Europäischer Währungsfonds
Auf wenig Gegenliebe stößt hierzulande auch der Vorschlag von Kommissionspräsident Jean-Claude Juncker, den Europäischen Stabilitätsmechanismus zu einem Pendant des IWF auszubauen und ihn als Rückversicherung für die Bankensanierung zu verwenden. 154 deutsche Wirtschaftsprofessoren warnten in einem öffentlichen Aufruf, dies stelle einen ersten Schritt zur Haftungsunion dar. Banken und Aufsichtsbehörden hätten mit einem Europäischen Währungsfonds weniger Anreize, faule Kredite zu bereinigen.
Weitere Euro-Krisen wahrscheinlich
Ein mehrheitsfähiger Vorschlag zur Durchbrechung des Teufelskreises zwischen überschuldeten Staaten und maroden Banken ist leider nicht in Sicht. Zu verschieden sind die Interessen der stabilen Volkswirtschaften im Norden und der unter einer hohen Schuldenlast und mangelnder Wettbewerbsfähigkeit leidenden Peripheriestaaten. Die unterschiedlichen Wirtschaftskulturen – der Norden bevorzugt regelbasierte Ansätze, während der Süden zur Bewältigung seiner Probleme auf Improvisation setzt – machen die Sache nicht leichter. Der Euro bleibt mithin ein Sorgenkind.
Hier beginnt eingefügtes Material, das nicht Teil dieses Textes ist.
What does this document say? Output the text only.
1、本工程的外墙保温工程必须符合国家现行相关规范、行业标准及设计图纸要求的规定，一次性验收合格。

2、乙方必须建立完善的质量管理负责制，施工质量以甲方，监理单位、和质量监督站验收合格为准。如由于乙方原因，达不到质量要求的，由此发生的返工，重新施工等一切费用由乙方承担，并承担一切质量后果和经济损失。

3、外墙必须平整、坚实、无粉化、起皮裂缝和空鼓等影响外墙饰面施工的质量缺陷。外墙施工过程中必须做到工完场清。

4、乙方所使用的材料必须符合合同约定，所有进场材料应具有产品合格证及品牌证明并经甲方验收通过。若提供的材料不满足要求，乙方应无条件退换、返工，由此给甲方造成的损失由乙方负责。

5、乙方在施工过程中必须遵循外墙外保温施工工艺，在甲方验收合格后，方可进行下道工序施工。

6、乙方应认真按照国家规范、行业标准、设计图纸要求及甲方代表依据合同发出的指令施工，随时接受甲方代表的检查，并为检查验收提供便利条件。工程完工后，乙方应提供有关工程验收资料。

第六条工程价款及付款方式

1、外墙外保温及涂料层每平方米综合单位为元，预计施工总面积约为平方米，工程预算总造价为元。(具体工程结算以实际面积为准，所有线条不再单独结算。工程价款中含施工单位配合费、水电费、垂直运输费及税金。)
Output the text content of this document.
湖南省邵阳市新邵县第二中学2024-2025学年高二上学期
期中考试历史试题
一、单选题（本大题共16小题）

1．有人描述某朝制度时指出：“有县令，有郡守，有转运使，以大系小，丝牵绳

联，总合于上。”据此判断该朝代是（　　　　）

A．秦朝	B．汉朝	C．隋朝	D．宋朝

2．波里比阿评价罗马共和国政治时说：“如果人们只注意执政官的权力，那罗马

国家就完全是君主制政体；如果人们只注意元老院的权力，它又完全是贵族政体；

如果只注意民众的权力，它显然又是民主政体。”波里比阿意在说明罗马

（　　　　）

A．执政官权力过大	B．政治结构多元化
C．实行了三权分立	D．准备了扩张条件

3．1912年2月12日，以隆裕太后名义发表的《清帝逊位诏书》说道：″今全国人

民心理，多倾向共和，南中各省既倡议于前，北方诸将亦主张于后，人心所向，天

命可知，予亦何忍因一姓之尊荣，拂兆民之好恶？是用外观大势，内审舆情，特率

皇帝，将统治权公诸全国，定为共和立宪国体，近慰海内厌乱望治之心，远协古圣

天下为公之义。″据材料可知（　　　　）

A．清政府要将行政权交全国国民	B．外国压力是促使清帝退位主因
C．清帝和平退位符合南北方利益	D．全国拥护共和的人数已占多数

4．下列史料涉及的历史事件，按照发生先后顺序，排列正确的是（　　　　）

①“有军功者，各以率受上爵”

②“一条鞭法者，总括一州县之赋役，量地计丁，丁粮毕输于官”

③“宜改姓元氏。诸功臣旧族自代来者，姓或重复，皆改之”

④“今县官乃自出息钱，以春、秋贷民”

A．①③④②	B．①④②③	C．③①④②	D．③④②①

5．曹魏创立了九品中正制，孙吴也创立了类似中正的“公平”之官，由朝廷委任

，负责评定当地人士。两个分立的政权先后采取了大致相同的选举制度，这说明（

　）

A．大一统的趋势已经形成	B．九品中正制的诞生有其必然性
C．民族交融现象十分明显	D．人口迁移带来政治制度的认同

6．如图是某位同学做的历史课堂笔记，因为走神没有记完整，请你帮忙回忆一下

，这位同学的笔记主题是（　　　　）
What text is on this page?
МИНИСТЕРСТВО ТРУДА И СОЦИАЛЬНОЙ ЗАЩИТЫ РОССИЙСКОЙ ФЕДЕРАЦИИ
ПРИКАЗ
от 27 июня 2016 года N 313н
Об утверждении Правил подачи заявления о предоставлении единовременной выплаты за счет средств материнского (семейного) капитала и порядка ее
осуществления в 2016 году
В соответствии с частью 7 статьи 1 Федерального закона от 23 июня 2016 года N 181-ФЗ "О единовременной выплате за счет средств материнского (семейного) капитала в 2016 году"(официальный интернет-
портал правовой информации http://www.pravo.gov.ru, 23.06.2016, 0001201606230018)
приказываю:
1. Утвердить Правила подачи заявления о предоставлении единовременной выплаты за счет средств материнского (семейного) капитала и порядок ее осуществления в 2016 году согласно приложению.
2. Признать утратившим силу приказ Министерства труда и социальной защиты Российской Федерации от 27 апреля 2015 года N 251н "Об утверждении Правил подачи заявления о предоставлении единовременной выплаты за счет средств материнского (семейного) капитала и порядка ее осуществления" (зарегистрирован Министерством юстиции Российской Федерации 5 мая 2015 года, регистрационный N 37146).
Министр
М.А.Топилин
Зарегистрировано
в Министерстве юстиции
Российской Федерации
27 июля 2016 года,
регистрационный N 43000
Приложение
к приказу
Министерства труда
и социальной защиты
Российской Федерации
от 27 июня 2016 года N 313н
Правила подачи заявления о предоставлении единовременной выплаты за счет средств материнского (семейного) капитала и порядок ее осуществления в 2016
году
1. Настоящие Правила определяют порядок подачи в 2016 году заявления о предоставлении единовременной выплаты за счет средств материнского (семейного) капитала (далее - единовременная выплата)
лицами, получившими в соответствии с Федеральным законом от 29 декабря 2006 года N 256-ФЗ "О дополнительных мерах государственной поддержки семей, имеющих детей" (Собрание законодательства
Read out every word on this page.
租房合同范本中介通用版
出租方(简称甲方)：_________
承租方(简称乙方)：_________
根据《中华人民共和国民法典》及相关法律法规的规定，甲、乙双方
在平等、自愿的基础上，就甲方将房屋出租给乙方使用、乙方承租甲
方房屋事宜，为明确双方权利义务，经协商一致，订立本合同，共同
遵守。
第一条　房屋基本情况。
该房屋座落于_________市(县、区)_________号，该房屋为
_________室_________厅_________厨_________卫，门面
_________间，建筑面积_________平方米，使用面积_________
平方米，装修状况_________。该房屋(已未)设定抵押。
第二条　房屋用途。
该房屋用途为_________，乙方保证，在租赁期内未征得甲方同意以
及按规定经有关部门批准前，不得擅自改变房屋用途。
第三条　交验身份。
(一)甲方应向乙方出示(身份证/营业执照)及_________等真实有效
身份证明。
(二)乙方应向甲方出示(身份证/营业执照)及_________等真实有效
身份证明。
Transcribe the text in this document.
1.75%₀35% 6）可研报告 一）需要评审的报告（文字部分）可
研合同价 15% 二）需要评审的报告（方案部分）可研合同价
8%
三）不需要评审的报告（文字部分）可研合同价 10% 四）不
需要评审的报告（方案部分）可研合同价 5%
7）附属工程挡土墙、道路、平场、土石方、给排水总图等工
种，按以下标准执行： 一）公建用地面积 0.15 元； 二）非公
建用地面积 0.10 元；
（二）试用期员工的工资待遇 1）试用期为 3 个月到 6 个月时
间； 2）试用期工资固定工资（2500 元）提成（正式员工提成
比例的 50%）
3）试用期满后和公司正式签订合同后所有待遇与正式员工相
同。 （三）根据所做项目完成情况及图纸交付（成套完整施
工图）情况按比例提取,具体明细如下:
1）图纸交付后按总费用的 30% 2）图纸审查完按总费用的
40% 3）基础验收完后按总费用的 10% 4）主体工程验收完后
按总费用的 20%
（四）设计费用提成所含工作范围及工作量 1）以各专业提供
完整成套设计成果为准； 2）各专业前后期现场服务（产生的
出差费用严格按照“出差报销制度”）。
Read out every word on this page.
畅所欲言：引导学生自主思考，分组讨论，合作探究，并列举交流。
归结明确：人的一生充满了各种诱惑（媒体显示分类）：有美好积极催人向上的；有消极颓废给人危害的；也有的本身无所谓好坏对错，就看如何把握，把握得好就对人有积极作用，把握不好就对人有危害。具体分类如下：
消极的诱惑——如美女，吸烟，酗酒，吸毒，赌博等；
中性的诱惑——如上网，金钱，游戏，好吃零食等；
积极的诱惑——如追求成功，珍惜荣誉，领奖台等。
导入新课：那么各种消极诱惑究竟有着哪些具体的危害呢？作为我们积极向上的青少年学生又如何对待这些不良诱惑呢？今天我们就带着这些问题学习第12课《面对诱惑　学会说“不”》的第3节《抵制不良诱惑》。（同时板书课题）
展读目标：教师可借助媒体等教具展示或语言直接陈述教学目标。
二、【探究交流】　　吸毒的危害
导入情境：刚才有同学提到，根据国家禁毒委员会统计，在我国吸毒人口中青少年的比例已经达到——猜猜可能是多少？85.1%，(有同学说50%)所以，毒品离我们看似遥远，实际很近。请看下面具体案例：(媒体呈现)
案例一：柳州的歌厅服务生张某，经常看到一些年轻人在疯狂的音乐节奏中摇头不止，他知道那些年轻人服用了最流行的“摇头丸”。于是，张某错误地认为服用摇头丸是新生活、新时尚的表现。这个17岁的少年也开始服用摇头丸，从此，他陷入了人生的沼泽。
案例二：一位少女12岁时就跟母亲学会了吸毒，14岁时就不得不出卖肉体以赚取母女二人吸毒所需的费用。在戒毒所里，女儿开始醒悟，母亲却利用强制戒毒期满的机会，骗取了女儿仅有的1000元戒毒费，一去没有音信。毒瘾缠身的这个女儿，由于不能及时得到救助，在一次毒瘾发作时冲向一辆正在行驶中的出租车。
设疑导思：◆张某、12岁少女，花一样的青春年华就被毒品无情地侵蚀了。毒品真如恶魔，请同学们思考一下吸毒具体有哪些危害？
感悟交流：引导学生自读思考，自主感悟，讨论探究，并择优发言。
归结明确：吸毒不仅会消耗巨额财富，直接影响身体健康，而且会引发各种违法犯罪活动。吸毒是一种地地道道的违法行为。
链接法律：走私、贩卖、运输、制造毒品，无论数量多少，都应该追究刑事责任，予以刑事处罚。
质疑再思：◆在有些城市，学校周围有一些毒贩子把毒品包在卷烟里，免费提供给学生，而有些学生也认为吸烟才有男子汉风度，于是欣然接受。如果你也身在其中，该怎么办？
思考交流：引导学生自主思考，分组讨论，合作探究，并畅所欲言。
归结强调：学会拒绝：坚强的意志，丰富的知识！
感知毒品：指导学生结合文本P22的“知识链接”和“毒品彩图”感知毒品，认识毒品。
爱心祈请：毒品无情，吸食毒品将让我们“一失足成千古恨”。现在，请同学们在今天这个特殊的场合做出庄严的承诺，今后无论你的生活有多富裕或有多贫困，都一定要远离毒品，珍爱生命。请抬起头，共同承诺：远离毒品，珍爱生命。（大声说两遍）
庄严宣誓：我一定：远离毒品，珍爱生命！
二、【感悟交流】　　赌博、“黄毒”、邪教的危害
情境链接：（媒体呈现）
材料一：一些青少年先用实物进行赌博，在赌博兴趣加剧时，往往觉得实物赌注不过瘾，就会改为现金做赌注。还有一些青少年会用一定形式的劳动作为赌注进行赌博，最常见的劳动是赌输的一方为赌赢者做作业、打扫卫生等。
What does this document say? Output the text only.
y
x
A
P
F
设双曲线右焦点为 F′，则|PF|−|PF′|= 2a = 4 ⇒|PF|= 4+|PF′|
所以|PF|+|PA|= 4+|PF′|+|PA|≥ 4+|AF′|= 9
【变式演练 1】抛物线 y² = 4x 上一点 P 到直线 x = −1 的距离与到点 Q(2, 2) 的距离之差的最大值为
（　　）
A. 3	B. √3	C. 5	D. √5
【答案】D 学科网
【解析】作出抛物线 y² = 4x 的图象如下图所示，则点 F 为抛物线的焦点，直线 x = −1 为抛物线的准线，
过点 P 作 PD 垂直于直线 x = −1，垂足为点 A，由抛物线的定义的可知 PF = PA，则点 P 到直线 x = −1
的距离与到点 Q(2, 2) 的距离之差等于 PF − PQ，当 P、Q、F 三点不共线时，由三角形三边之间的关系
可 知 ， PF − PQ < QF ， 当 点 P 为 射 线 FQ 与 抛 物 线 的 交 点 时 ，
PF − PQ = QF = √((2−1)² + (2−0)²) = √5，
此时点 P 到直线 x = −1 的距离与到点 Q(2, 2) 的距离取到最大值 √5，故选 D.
Für den deutschen Mittelstand bedeutet dies, dass er sich auf ein Wiederaufflammen der Euro-Krise einstellen muss. Weil es in Krisensituationen schnell zu einer Kreditklemme kommt, ist es wichtig, rechtzeitig eine krisentaugliche Finanzierungsstrategie zu erarbeiten. Bestandteil einer solchen Finanzierungsstrategie ist die Vermeidung einer einseitigen Abhängigkeit von den Banken. Alternative Finanzierungsvarianten wie Factoring, Finetrading oder Leasing können einen entscheidenden Beitrag dazu leisten.